Un padre costretto alla corruzione per salvaguardare il futuro della figlia: questo è il pretesto del dilemma socio-morale tratteggiato nell’ultimo film di Cristian Mungiu, che a Cannes ha vinto il premio per la miglior regia ex aequo con Personal Shopper, di Olivier Assayas. Sfruttando ambientazione e cinematografia forse più di dialoghi e recitazione (pur impeccabili), Un padre, una figlia racconta di Eliza, una studentessa modello che ha vinto una borsa di studio per un’esclusiva università londinese, a cui potrà accedere solo ottenendo una media eccellente agli esami di maturità.

Il giorno prima della prova Eliza subisce un’aggressione sessuale: sta bene ma emotivamente è sconvolta. Il padre – un rispettato medico di Cluj, che già si barcamena tra una moglie depressa e l’amante – cerca di intercedere con il presidente di commissione per posticipare l’esame. Niente da fare. Mentre minacce anonime (una pietra lanciata contro la finestra, danni all’auto) punteggiano d’ostilità le poche giornate che compongono il film, il padre è invitato a offrire gentilezze che si trasformano poi in favori che diventano infine quasi bustarelle: al commissariato di polizia, alla scuola, nell’ospedale dove lavora. Perché il piano funzioni, la figlia deve essere al corrente, anzi, connivente.

Qual è allora il valore morale degli sforzi compiuti dalla sua generazione? «Io e tua madre siamo tornati negli anni Novanta con la speranza di cambiare qualcosa, ma non è cambiato nulla», dice per spiegare l’urgenza di emigrare, lontano da una Romania che anche nei suoi quartieri borghesi è spoglia e insidiosa. L’originale titolo Bacalaureat – “maturità” – descrive un Paese che non ha ancora ottenuto la “licenza” di civiltà, per storia ed età culturale forse, dove la poca legalità viene applicata con l’intransigenza tipica dei Paesi in cui la regola è l’ingiustizia.

UN PADRE, UNA FIGLIA
Romania 2016, drammatico
Regia di Cristian Mungiu
Con Adrian Titieni, Maria-Victoria Dragus, Rares Andrici

La chiusa ambigua del film, come diversi hanno notato, conferma i riferimenti a Niente da nascondere di Haneke, un regista con cui Mungiu ha molto da spartire.
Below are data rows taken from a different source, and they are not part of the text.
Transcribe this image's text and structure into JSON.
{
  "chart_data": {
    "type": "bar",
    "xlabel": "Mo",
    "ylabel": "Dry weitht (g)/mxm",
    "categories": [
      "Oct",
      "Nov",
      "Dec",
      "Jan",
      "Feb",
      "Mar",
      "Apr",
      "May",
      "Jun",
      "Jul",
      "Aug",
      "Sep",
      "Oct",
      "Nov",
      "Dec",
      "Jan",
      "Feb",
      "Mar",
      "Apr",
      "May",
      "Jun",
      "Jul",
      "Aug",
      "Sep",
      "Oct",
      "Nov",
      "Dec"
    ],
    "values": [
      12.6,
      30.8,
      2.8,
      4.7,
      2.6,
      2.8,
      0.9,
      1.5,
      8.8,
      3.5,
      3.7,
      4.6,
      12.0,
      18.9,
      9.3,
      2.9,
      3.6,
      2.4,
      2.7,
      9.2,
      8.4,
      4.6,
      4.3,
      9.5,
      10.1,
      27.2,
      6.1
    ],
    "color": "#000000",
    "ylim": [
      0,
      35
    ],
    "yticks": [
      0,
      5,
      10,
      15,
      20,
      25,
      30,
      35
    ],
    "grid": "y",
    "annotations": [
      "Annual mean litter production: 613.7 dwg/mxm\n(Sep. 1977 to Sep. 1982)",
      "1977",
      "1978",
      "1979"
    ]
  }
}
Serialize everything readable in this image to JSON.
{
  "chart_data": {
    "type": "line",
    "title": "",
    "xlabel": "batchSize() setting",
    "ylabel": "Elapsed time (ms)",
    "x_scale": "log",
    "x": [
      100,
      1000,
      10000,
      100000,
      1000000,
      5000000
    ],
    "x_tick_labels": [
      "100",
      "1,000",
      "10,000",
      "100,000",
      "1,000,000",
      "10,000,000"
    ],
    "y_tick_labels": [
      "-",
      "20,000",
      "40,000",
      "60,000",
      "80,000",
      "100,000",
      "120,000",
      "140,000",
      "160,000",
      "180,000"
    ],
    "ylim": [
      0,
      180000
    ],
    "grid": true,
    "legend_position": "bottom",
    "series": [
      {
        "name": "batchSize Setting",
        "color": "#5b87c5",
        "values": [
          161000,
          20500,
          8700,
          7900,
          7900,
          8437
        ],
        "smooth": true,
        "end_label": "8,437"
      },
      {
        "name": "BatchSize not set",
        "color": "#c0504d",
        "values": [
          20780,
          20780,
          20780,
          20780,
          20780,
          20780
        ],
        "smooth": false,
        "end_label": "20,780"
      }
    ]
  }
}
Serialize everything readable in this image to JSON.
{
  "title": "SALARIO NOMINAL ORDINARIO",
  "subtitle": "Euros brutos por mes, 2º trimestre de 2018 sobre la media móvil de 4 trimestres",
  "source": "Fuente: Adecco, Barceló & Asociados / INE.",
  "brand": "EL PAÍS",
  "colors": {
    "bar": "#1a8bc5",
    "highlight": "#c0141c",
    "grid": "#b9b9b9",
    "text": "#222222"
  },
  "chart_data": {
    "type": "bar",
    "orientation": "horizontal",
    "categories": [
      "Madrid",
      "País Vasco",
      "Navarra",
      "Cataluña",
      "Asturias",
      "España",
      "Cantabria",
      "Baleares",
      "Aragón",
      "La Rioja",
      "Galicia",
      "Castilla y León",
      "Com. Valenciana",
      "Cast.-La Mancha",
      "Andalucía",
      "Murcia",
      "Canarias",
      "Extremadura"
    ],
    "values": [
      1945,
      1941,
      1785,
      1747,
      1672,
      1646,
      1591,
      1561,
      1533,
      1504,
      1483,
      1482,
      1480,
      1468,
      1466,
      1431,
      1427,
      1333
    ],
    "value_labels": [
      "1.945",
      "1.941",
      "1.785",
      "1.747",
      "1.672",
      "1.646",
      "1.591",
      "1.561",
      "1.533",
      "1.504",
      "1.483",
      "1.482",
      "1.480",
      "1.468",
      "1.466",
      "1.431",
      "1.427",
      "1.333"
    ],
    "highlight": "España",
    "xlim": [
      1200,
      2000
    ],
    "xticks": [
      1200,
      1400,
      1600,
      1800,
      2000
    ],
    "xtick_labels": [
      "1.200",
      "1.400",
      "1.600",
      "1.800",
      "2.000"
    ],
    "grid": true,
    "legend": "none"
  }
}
Come Haneke, anche Mungiu è un autore morale. Per lui «tutto è importante» e gli stratagemmi che pre-interpretano i fatti per lo spettatore, come la musica, vanno evitati.

Massimo dramma col minimo pathos: in dialogo con i 4 mesi, 3 settimane, 2 giorni e Oltre le colline, Mungiu delinea una parabola sull’ottusità dello Stato rumeno, impreparato ad accettare il singolo così come la collettività. Il thriller abortista che vinse la palma d’oro nel 2007 era ambientato all’epoca di Ceausescu. Il convento di Oltre le colline si colloca nel presente, ma in una località remota, ancora dominata da superstizioni e ignoranza (forse un parallelismo con la Romania in Europa). Un padre, una figlia presenta la messinscena più attuale. Ma oltre a concentrarsi nuovamente intorno a una figura femminile (Mungiu è per certi versi veramente un regista di donne), esplicita che l’impasse sociopolitica fulcro dei suoi film si sviluppa anche attraverso il confronto generazionale.

Scontrare “padri” e “figli” di epoche diverse è, in fin dei conti, un altro modo di far procedere la Storia (e pure la narrazione, certo). Connazionali come Puiu e Porumboiu (Cannes 2016 e 2015), con Nanău per il documentario, sembrano muoversi nella stessa direzione.

Ma se la critica internazionale inneggia da anni a un “nuovo cinema rumeno” che sorprende a più riprese, in un’intervista Mungiu osserva costernato che non c’è comprensione né riguardo, in Romania, per questo cinema. Forse perché troppo maturo rispetto al Paese che rappresenta.